В сентябре бывает так: осень как бы остановится на полпути, переломится на половине, задержит свое унылое дыхание, и тогда все живое будто кинется в рост, засветится, засверкает молодостью, солнцем. Это время осени называют «бабьим летом». В Метеорологическом словаре оно определяется так: «…период сухой и сравнительно теплой погоды осенью. В Европе наблюдается во второй половине сентября, в связи с устойчивым антициклоном, простирающимся от Азорских островов до южной половины европейской территории Советского Союза включительно». Лето словно повертывается вспять, природа как бы притихает накануне больших перемен. Главная примета «бабьего лета» — серебряные нити паутины. Длится оно обычно неделю и отличается ясностью неба, тихой теплынью. В это время вторично расцветают некоторые Цветы, распускаются деревья, начинают порхать бабочки. Разбуженные теплом, выплывают на речные отмели голавли, язи.
Происхождение названия «бабье лето» народное и уходит в глубь веков. На Руси с «бабьего лета» начинался своеобразный женский праздник. Для сельских тружениц приходило запоздалое лето. В это время в основном кончались полевые работы. После летней страды наступало время посиделок и вечеринок, на которых отдыхали, веселились. В других странах по-разному называют в народе это удивительное возвращение летнего тепла: в Америке — это «индейское лето», когда природа по живописности красок напоминает яркие наряды индейцев, во Франции — «лето святого Мартина». А немцы называют его «лето бабушек». Лучше всех русских поэтов о «бабьем лете» написал Ф. И. Тютчев:
Есть в осени первоначальной Короткая, но дивная пора — Весь день стоит как бы хрустальный, И лучезарны вечера…
Действительно, будто через голубое хрустальное стекло вдаль глядишь. Воздух так и переливается, так и сверкает, вдали как будто блестит и струится.

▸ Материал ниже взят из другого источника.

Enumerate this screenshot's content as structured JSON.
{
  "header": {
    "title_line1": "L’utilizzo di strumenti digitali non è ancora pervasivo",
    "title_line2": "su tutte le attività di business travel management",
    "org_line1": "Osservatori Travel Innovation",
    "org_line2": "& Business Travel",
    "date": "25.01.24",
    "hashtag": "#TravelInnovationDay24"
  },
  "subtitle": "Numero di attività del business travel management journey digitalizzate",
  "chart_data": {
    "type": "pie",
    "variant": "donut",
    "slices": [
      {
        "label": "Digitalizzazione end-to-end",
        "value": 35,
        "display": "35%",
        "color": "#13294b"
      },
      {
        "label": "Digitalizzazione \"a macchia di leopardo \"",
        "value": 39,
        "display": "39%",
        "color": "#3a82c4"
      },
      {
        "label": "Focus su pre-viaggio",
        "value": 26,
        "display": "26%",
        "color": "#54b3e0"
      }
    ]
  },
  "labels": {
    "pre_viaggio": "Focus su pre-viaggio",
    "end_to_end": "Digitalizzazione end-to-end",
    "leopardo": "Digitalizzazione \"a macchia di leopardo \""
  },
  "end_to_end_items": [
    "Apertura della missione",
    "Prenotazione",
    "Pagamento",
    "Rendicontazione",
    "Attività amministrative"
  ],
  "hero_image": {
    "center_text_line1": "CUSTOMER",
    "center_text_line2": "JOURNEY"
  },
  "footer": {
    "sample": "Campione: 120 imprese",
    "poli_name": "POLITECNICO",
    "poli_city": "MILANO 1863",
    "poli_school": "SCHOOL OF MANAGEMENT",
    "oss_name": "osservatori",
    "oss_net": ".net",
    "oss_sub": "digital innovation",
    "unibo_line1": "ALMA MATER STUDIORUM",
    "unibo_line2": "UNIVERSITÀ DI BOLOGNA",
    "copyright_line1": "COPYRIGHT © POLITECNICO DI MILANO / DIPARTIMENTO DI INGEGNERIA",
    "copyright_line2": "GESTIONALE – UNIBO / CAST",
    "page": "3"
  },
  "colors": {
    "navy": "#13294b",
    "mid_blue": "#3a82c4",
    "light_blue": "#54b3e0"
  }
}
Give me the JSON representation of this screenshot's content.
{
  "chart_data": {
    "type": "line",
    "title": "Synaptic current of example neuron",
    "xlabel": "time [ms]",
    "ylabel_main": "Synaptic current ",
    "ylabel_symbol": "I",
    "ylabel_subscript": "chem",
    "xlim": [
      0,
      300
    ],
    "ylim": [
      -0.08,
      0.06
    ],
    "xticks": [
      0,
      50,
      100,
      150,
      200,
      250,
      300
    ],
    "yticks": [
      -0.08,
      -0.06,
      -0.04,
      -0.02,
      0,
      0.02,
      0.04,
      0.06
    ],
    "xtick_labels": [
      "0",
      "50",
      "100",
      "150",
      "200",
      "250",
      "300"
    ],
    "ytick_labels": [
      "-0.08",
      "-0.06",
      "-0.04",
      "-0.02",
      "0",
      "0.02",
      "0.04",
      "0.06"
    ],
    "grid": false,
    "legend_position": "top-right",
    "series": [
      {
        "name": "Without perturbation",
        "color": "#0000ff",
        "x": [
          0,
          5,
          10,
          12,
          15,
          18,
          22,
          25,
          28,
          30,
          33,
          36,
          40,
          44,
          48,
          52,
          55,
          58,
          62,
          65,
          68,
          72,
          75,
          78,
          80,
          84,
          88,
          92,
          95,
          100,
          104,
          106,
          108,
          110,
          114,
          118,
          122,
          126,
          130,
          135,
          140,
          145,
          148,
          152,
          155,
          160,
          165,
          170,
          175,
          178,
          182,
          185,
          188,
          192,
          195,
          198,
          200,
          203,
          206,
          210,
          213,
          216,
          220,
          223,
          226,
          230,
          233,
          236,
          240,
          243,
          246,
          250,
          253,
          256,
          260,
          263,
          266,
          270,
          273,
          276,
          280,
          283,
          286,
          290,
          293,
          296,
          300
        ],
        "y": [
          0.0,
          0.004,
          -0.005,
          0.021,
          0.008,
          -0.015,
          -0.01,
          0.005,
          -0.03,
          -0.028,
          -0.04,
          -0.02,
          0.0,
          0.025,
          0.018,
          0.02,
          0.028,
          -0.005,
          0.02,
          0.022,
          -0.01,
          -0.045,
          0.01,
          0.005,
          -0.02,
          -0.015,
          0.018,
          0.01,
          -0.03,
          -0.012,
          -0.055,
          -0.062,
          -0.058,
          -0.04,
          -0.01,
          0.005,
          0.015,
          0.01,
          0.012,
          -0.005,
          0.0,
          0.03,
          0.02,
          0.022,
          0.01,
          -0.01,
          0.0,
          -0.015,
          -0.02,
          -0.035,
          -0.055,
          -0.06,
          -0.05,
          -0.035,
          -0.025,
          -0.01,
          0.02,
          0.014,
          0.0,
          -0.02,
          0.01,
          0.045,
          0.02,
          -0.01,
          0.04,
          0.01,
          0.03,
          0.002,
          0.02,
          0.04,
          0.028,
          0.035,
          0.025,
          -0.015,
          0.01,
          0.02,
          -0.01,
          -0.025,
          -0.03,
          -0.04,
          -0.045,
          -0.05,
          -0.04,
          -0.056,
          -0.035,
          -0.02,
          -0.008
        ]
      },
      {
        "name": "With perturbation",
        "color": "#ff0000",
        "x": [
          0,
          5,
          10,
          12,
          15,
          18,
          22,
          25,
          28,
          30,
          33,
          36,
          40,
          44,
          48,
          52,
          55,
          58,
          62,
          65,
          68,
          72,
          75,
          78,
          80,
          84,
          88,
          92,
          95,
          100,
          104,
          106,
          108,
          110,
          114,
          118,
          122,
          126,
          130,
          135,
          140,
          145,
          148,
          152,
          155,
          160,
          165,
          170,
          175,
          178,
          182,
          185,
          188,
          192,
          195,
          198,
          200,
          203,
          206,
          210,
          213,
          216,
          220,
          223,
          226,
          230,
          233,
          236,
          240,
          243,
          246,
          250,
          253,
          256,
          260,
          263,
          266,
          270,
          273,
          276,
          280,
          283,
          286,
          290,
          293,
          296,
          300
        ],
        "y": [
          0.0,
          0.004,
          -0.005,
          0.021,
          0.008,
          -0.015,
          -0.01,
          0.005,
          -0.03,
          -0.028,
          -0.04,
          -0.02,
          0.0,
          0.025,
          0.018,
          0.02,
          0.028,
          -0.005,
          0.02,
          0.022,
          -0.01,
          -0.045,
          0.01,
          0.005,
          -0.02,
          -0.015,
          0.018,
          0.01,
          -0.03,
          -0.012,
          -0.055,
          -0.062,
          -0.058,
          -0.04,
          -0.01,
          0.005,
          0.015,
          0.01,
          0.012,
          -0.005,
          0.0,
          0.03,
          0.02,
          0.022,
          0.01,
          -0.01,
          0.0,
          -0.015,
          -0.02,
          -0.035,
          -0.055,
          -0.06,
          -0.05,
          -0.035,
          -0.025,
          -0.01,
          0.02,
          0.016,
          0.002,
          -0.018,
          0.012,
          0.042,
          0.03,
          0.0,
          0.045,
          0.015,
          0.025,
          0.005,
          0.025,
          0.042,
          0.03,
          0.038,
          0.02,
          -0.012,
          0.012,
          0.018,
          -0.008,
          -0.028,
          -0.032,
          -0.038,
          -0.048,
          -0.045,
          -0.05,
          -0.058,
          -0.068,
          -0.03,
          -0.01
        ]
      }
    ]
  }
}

А вечера с сиренево-палевыми закатами и удивительным покоем, когда каждое слово, сказанное вполголоса, раскатывается далеко-далеко, зачаровывая слушателей первозданной тишиной.
В такой день сентября мы ехали в Болдино. На высоком небе редкие светлые кучевые облачка. Как белые воздушные замки, плыли они в ясной лазури. Машина наша шла не спеша по ровному, гладкому шоссе. Из окна видно, как шагали назад поля, то черные, как вороново крыло, от взметов зяби, то покрытые нежной зеленью озими. Нескошенная трава обмякла, пожухла, но уцелевшие, тлеющие маковки клевера держали себя высоко и уверенно, и именно они бросались в глаза, хотя большинство было отгоревших, уже роняющих семена. Белыми звездочками по синему фону разбросаны ромашки. Росли они не стайкой, как летом, а поодиночке. Ни один из цветков не поворачивал головку за солнцем и не купался в его лучах. Среди сухих скошенных стеблей выделялись синенькие, желтенькие и фиолетовые бархатистые цветочки полевых анютиных глазок. Летом они были незаметны, скрытые от лучей солнца, в затенении росли медленно. Скосили пшеницу, открыли им доступ к свету, солнцу, и расцвели цветки. На жнивье прыгали суслики, веселились, иные выглядывали из нор. Один стоял на задних лапках, словно путевой обходчик, провожал нашу машину. Изредка с криком поднимались овсянки и, отлетев недалеко, опять садились на скошенное поле.
Чистая молодая озимь, большим резным пятном выделявшаяся на холме и далеко видная, набирала силу и словно подчеркивала, что все растущее вокруг нее старо, изношено и обречено. А вдали, позолоченный солнцем, неподвижно стоял лесок, как будто следил, чтобы поля далеко не убежали.